Book One. Third Distinction.
First Part. About the Knowability of God
Question Two. Whether God is the First Thing Naturally Known by Us in this State of Life
VI. To the Arguments for the Second Question

VI. To the Arguments for the Second Question

100. [To the initial arguments] To the arguments of this question [nn.6-8]. As to the first [n.6], I say that the consequence ‘it is the first being, therefore it is the first known’ is not valid, although it does follow that it is the first knowable as far as concerns it in itself. And in this way must the truth be understood that the Philosopher speaks of in Metaphysics 2 [n.6], that [this truth] stands for the evidence of the thing in itself, or for its intelligibility on the part of itself. And it is not necessary that, as a thing is disposed to being, so is it disposed to being known, save as to its being known by the intellect that has regard to all intelligibles according to the proper degree of their knowability. Our intellect is not of this sort but knows sensibles most of all.

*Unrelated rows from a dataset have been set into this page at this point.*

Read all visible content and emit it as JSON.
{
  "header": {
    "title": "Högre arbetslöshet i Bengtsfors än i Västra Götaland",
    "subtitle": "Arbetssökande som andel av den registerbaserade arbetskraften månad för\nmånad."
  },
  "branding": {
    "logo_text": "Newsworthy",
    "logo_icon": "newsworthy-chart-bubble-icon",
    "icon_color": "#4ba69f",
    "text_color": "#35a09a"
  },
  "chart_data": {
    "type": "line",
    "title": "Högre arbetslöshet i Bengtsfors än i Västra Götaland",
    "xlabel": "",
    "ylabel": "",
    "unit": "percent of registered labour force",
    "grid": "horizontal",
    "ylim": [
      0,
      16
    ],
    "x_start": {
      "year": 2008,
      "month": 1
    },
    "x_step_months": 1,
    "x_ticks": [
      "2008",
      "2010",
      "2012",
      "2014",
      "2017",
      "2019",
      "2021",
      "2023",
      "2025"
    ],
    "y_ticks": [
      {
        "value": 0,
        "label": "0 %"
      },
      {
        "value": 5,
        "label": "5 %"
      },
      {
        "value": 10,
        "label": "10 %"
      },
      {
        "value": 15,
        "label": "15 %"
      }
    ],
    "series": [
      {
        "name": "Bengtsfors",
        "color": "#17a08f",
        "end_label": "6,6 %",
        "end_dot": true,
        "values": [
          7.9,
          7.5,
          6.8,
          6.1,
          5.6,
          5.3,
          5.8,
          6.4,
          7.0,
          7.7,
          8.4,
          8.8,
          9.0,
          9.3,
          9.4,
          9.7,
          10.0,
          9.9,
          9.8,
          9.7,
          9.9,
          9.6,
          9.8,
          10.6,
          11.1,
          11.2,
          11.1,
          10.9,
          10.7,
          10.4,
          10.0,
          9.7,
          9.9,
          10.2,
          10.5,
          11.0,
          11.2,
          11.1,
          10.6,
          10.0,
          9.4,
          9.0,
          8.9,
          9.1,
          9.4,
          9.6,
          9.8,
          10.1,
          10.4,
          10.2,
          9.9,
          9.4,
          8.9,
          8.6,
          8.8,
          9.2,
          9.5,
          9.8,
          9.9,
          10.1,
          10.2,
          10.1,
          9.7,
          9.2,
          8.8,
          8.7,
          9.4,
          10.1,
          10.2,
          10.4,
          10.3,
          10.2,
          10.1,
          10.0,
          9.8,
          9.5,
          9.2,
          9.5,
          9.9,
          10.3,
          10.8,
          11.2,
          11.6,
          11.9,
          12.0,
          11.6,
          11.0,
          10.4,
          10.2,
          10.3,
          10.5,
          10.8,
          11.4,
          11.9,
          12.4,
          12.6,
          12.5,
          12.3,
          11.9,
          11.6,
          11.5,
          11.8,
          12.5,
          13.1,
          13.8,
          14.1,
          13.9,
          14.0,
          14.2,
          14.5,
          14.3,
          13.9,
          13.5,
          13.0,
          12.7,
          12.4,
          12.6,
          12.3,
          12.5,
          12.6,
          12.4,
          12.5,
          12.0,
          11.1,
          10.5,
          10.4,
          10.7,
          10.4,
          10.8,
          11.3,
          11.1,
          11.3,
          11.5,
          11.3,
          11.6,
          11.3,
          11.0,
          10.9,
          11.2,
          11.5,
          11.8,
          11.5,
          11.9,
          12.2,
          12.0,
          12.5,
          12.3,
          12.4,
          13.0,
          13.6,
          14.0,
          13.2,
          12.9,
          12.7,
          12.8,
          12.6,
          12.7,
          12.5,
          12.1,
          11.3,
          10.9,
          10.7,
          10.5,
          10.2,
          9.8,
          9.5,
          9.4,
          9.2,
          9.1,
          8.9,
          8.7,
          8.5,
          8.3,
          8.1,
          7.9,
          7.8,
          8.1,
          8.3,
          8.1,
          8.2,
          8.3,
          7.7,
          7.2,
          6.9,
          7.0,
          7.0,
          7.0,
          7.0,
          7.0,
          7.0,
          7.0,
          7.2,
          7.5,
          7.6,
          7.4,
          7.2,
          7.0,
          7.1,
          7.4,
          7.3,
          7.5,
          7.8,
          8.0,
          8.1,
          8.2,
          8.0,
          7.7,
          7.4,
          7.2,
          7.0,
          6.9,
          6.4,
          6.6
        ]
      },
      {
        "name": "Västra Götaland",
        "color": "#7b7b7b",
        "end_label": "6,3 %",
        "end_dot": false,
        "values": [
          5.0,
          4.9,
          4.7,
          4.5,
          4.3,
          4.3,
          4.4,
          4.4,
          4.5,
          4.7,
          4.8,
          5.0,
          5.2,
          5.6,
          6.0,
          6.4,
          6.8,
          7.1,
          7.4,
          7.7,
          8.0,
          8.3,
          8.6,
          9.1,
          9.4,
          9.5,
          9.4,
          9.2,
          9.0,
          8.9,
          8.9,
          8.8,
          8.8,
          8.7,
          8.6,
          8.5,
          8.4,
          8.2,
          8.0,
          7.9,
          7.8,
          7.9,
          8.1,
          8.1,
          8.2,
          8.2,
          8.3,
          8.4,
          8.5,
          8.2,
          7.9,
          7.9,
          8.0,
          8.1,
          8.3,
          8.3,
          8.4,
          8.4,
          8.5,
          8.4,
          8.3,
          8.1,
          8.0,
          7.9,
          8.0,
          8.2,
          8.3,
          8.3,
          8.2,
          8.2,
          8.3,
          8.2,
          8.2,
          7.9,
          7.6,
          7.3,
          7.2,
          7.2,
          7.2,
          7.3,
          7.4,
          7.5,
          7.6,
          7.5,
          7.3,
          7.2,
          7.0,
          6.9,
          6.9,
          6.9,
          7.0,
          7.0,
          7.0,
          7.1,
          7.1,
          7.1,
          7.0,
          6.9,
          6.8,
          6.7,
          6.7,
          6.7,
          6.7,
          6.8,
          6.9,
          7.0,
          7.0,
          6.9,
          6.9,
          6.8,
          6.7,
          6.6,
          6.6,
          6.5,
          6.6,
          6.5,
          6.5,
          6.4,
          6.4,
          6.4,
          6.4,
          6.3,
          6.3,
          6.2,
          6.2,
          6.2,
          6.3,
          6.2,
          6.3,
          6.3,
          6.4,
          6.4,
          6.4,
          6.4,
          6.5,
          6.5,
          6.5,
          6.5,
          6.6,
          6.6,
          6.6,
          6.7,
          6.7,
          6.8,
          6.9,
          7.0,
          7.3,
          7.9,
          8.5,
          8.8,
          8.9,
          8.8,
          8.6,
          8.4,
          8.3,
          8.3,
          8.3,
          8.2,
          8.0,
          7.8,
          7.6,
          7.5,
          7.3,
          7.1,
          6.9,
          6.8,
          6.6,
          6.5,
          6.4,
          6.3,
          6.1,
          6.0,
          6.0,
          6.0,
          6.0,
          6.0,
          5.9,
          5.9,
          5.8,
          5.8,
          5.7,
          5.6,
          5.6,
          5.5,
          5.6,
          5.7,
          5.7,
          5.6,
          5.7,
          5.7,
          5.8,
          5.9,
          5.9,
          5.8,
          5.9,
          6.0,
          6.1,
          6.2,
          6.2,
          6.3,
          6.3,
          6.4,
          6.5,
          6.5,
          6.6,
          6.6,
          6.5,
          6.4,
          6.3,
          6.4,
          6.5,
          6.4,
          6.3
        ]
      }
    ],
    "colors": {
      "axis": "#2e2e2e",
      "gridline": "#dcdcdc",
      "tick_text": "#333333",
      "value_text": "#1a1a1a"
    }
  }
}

101. To the second [n.7] I say that the consequence is not valid, save in the case of precise causes. The point is plain in an example: if an eclipse is knowable by a double cause through two powers, namely by the senses and by the intellect possessing the demonstration, it is never most perfectly known unless the principle of demonstration is known. But it does not follow that therefore it is never known save when the principle of demonstration is known, for an eclipse has another cause by which it can be known, because the first cause is not [by itself] the precise cause. However, it cannot be known by the other cause as perfectly as by this cause, because this cause, namely the demonstration whereby it is known by the intellect, is a more perfect cause of the knowledge of it than the other cause by which it can be known, namely by the senses.13

102. So it is in the issue at hand. Any creature has, besides the cause of the knowledge of it, which is the divine essence, another cause of that knowledge, namely its own essence, which is of a nature to generate knowledge of it. But never is a thing through its own motion [on the intellect] as perfectly known as it is through the divine essence. Therefore, when arguing from effect to cause, this does not follow: ‘if most perfectly then most perfectly, therefore if simply then simply’. For the ‘most perfectly’ that is taken can be the precise cause, which is the ‘most perfectly’ in genus; but the ‘simply’ that is taken is not the precise cause of the effect in genus.

103. To the third [n.8] I say that the major is true when speaking of the primacy of perfection but not of the primacy of adequacy. An example: vision of something is never under the idea of color so precisely that it is not under the idea of this color or that color, as of white or black, save in the case of what is seen from a remote distance, or imperfectly. Now vision of something under the idea of color is precisely not the most perfect vision but the most imperfect [sc. because while color is discerned, the precise particular color is not]. That therefore the most perfect operation of a power is about its first object is true - not of the object first in adequacy but first in perfection, namely because it is the most perfect of the things contained under the first adequate object. And therefore does the Philosopher say, Ethics 10.7.1178a5-6, that perfect delight is in an operation about the best of the objects that fall under the power, that is, about the best object contained under the object adequate to the power. This reason, therefore, proves that God is the first object, that is, the most perfect object (which I concede), but not the most adequate object - about which in the next question [nn.108-121].

104. [To the other arguments] As to what the opinion, then, [n.22] says in the first member in response to the first question (about the indeterminate negatively and privatively), if the understanding is about the primacy of origin, I contradicted it in the first member of the second question [nn.73-78].

105. And when it is argued that ‘the indeterminate negatively is more indeterminate than the indeterminate privatively’ [nn.80-81] I deny it, when speaking of indeterminacy relative to the issue at hand (namely the issue of what sort it is in first understanding), because the ‘indeterminate negatively’ is the singular, and such is not more indeterminate than the indeterminate privatively. Now negative indetermination, namely repugnance to being determined, although it is in some way greater than privative indetermination, is however not the sort of indeterminate that first occurs to the intellect, because it is the sort that is not a confused but a most distinct knowable, as was said before [n.80].

106. Also, what [Henry] argues in the second member [n.22], that God is the last thing known by rational knowledge, because the first known is that from which the abstraction is made - this is not true save by positing that abstraction is a sort of discursive reasoning from one known thing to another, such that that from which the abstraction is made is something known and the other [sc. what is abstracted from it] is something known through it. And if Henry does so understand abstraction, such knowledge by abstraction is not the first knowledge of the abstracted thing. For if God is thus known through a creature, it is necessary first to have some concept of God to which the discourse proceeds, because discursive reasoning presupposes some concept of the term to which it goes. Either then the proposition that Henry takes is false, or, if it is true, it proves that God is known first before he is known through reason, which perhaps he would concede [Henry, Summa a.21 q.2].

107. Now as to what he adds, that God as he the first thing naturally known is not distinct from other things, because he is not conceived in anything where he is discriminate from the creature [n.23] - in this he seems to contradict himself. For he first said that the first thing known naturally by the intellect is the negatively indeterminate [n.22], and he says that in this concept he is distinct from the creature, because this does not belong to the creature [n.21].